Given a presentation ⟨S | R⟩ and subgroup generators, the algorithm initializes a coset table and applies relators to deduce identifications and new cosets. Core operations include scanning relators, defining images under generators, performing coincidences, and closing the table by backtracking when contradictions arise. Implementations often appear in systems developed at University of Illinois Urbana–Champaign, University of California, Berkeley, California Institute of Technology, Cornell University, and ETH Zurich. Major adopters and contributors include researchers affiliated with Royal Society, American Mathematical Society, European Mathematical Society, Institute of Mathematics and its Applications, and national research councils.

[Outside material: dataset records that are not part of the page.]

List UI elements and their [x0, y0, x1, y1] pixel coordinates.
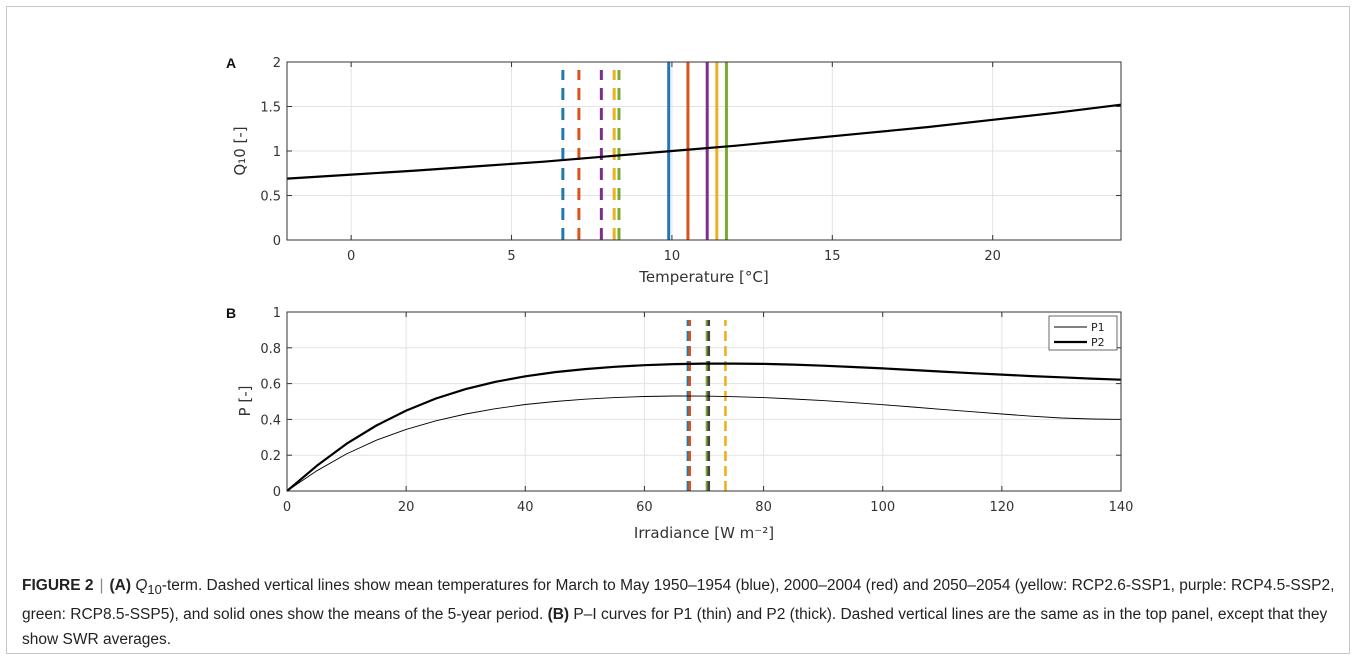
- panel-b-series: [286, 362, 1122, 492]
- x-tick-label: 40: [517, 500, 534, 515]
- x-tick-label: 140: [1109, 500, 1134, 515]
- panel-a-ylabel: Q₁0 [-]: [231, 126, 249, 175]
- panel-b-plot-area: [287, 312, 1121, 491]
- x-tick-label: 0: [283, 500, 291, 515]
- y-tick-label: 0: [273, 234, 281, 249]
- legend-label: P2: [1091, 336, 1105, 349]
- panel-b-ticks: 0 20 40 60 80 100 120 140 0 0.2 0.4 0.6 0.8 1: [260, 306, 1133, 515]
- y-tick-label: 0.8: [260, 342, 281, 357]
- y-tick-label: 1: [273, 145, 281, 160]
- x-tick-label: 100: [870, 500, 895, 515]
- series-line-P1: [286, 395, 1122, 492]
- panel-b-axes-box: [286, 311, 1122, 492]
- caption-figure-label: FIGURE 2: [22, 577, 94, 594]
- y-tick-label: 0: [273, 485, 281, 500]
- y-tick-label: 0.4: [260, 413, 281, 428]
- x-tick-label: 10: [664, 249, 681, 264]
- panel-b-label: B: [226, 305, 236, 321]
- y-tick-label: 2: [273, 56, 281, 71]
- x-tick-label: 15: [824, 249, 841, 264]
- series-line-main: [286, 103, 1122, 180]
- y-tick-label: 0.6: [260, 378, 281, 393]
- figure-caption: FIGURE 2 | (A) Q10-term. Dashed vertical l…: [22, 573, 1340, 652]
- x-tick-label: 60: [636, 500, 653, 515]
- panel-a: A 0 5 10 15 20 0 0.5 1 1.5 2 Temperature [°C] Q₁0…: [226, 55, 1122, 286]
- x-tick-label: 0: [347, 249, 355, 264]
- caption-text-b: P–I curves for P1 (thin) and P2 (thick).…: [22, 606, 1328, 649]
- panel-a-vlines: [561, 62, 728, 240]
- y-tick-label: 0.5: [260, 190, 281, 205]
- panel-b-ylabel: P [-]: [236, 386, 254, 417]
- caption-q10-symbol: Q: [135, 577, 148, 594]
- x-tick-label: 5: [507, 249, 515, 264]
- x-tick-label: 80: [755, 500, 772, 515]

The coset table records rows indexed by cosets and columns indexed by generators; entries are images or undefined symbols to be filled. Efficient storage and update strategies borrow techniques from computer science groups at Stanford University, Carnegie Mellon University, University of Pennsylvania, University of Cambridge (Computer Laboratory), and research centers like Los Alamos National Laboratory. Handling coincidences uses union-find or disjoint-set data structures popularized in algorithmic contexts at Bell Labs and taught at Massachusetts Institute of Technology and Princeton University.
Standard worked examples include enumerations for presentations related to classical groups and tessellation groups studied by H. S. M. Coxeter and others, with computations reproduced in texts from Cambridge University Press and Springer Science+Business Media. Concrete computations often illustrate the algorithm on presentations of finite symmetric groups, alternating groups, and triangle groups connected to researchers at University of Bonn, University of Göttingen, and Institut Henri Poincaré. Software packages implementing examples originated in projects at University of Sydney (GAP history contributors), Technische Universität Berlin, and collaborations with teams at Microsoft Research and Google Research.
Termination is guaranteed when the subgroup index is finite, yielding a finite coset table; otherwise the process may not terminate or may grow without bound. Complexity depends on the presentation, relator lengths, and subgroup generators; worst-case behavior can be exponential and is sensitive to choices that echo challenges faced in decision problems studied by researchers at Princeton University, University of California, San Diego, and Rutgers University. Analyses draw on work by scholars at University of Michigan, Columbia University, and the Institute for Advanced Study.
Many refinements address reduction of table size, strategy for scanning relators, and handling of coincidences. Notable variants include the HLT strategy, methods from coset enumeration literature developed at University of Cambridge, and heuristics studied by groups at University of Warwick and University of Leeds. Modern improvements integrate with algorithms from computational algebra packages originated by teams at University of St Andrews, Delft University of Technology, and University of Auckland.
The Todd–Coxeter algorithm is applied to compute permutation representations, subgroup indices, and to test properties of finitely presented groups in research undertaken at University of Oxford, University of Cambridge, Harvard University, Princeton University, and numerous mathematical departments worldwide. It aids in the classification of finite groups, the study of Coxeter groups and reflection groups associated with H. S. M. Coxeter and collaborators, and in constructing examples relevant to topology, geometry, and algebra studied at Institut de Mathématiques de Jussieu, Clay Mathematics Institute, Max Planck Institute for Mathematics, and other centers.